"Go these days to any independent bookshop or art gallery or zine fair, and you may find yourself asking: where are the humans? Title after title is devoted to clay and stone, trees and flowers, the riverine and the botanical, gardens and allotments. They share a vocabulary: care, tending, grounding, rootedness, nourishment, regeneration. Nature, however battered, is held up as an antidote to morbid modernity, its alienations, its amnesia."
"The Possibility of Tenderness is also about nature, its setting Coffee Grove in the May Day Mountains of Jamaica. During Jason Allen-Paisant's early childhood there, it had no electricity or piped water. Neither beach idyll nor Trenchtown ghetto, its personality was shaped in large part by grung the local name for small plots cultivated by peasant farmers. Apples, guava, mangoes: here, for all the sweat and toil, was succulence."

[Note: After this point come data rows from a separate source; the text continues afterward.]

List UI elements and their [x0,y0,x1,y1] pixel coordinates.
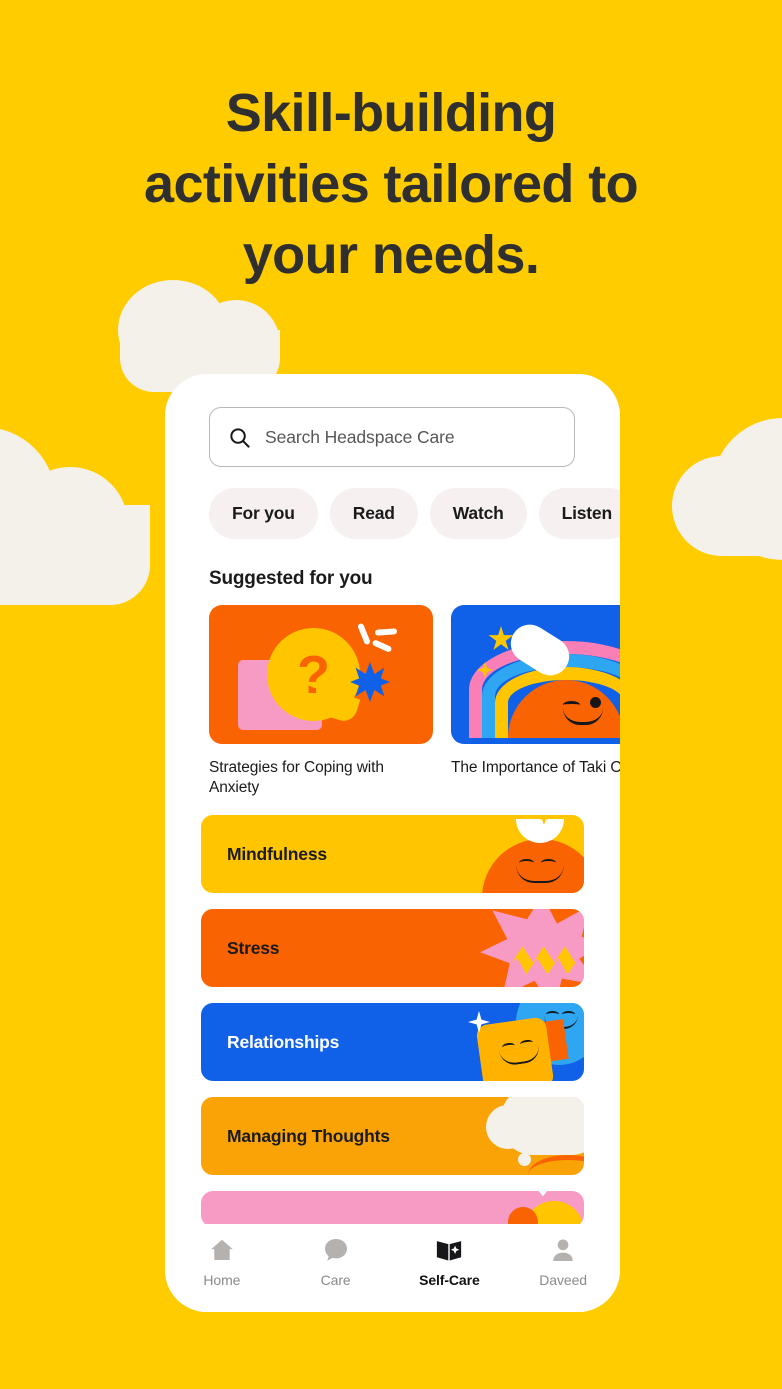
bowl-shape [516,819,564,843]
search-placeholder: Search Headspace Care [265,426,455,447]
category-label: Mindfulness [227,843,327,864]
category-art-two-faces [424,1003,584,1081]
category-label: Stress [227,937,280,958]
nav-label-care: Care [320,1272,351,1288]
filter-chip-row[interactable]: For you Read Watch Listen [209,488,620,539]
headline-line-3: your needs. [242,225,540,285]
chip-listen[interactable]: Listen [538,488,620,539]
chip-for-you[interactable]: For you [209,488,318,539]
suggested-card-row[interactable]: ? Strategies for Coping with Anxiety The… [209,605,620,798]
category-row-relationships[interactable]: Relationships [201,1003,584,1081]
spark-line [371,639,393,653]
category-row-managing-thoughts[interactable]: Managing Thoughts [201,1097,584,1175]
suggested-card-anxiety[interactable]: ? Strategies for Coping with Anxiety [209,605,433,798]
nav-item-self-care[interactable]: Self-Care [393,1236,507,1288]
suggested-card-title: The Importance of Taki Off [451,759,620,776]
nav-item-profile[interactable]: Daveed [506,1236,620,1288]
pink-starburst [480,909,584,987]
chip-watch[interactable]: Watch [429,488,527,539]
search-icon [230,427,250,448]
nav-item-care[interactable]: Care [279,1236,393,1288]
bottom-navigation[interactable]: Home Care Self-Care Daveed [165,1224,620,1312]
cloud-left [0,427,150,605]
open-book-icon [437,1241,462,1261]
app-screen: Search Headspace Care For you Read Watch… [165,374,620,1312]
suggested-section-title: Suggested for you [209,568,373,589]
suggested-card-time-off[interactable]: The Importance of Taki Off [451,605,620,798]
search-input[interactable]: Search Headspace Care [209,407,575,467]
category-art-thought-cloud [424,1097,584,1175]
nav-label-profile: Daveed [539,1272,587,1288]
card-art-question-bubble: ? [209,605,433,744]
blue-starburst-icon [350,662,390,702]
category-row-stress[interactable]: Stress [201,909,584,987]
category-art-meditating-figure [424,815,584,893]
question-mark-glyph: ? [297,644,330,705]
nav-label-self-care: Self-Care [419,1272,480,1288]
card-art-rainbow-sun [451,605,620,744]
cloud-lobe [672,456,772,556]
chat-bubble-icon [324,1239,347,1261]
category-row-partial[interactable] [201,1191,584,1227]
category-list[interactable]: Mindfulness Stress Relationships Managin… [201,815,584,1227]
chip-read[interactable]: Read [329,488,418,539]
nav-label-home: Home [203,1272,241,1288]
suggested-card-title: Strategies for Coping with Anxiety [209,759,384,796]
category-art-partial-peek [424,1191,584,1227]
category-label: Relationships [227,1031,340,1052]
category-label: Managing Thoughts [227,1125,390,1146]
home-icon [211,1239,233,1261]
person-icon [553,1239,573,1261]
headline-line-2: activities tailored to [144,154,639,214]
hero-headline: Skill-building activities tailored to yo… [0,78,782,291]
nav-item-home[interactable]: Home [165,1236,279,1288]
cloud-lobe [12,467,128,583]
open-eye [590,697,601,708]
orange-arc [528,1155,584,1175]
spark-line [374,628,398,636]
cloud-lobe [486,1105,530,1149]
thought-dot [518,1153,531,1166]
cloud-right [672,418,782,560]
headline-line-1: Skill-building [225,83,557,143]
phone-mockup: Search Headspace Care For you Read Watch… [165,374,620,1312]
category-row-mindfulness[interactable]: Mindfulness [201,815,584,893]
category-art-lightning-burst [424,909,584,987]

Coffee Grove in the May Day Mountains of Jamaica had no electricity or piped water during early childhood. The place was shaped by grung—small cultivated plots producing apples, guava and mangoes, offering succulence despite sweat and toil. Local life includes herbalist Rastas, archived maps, and frequent conversations about the dead and tombs. The term forest is reportedly absent from local vernacular. Walking functions as a sensory practice, enabling smell and sound to reveal landscape details and connections to the past. Memories include how grandmothers and other residents moved through the hills.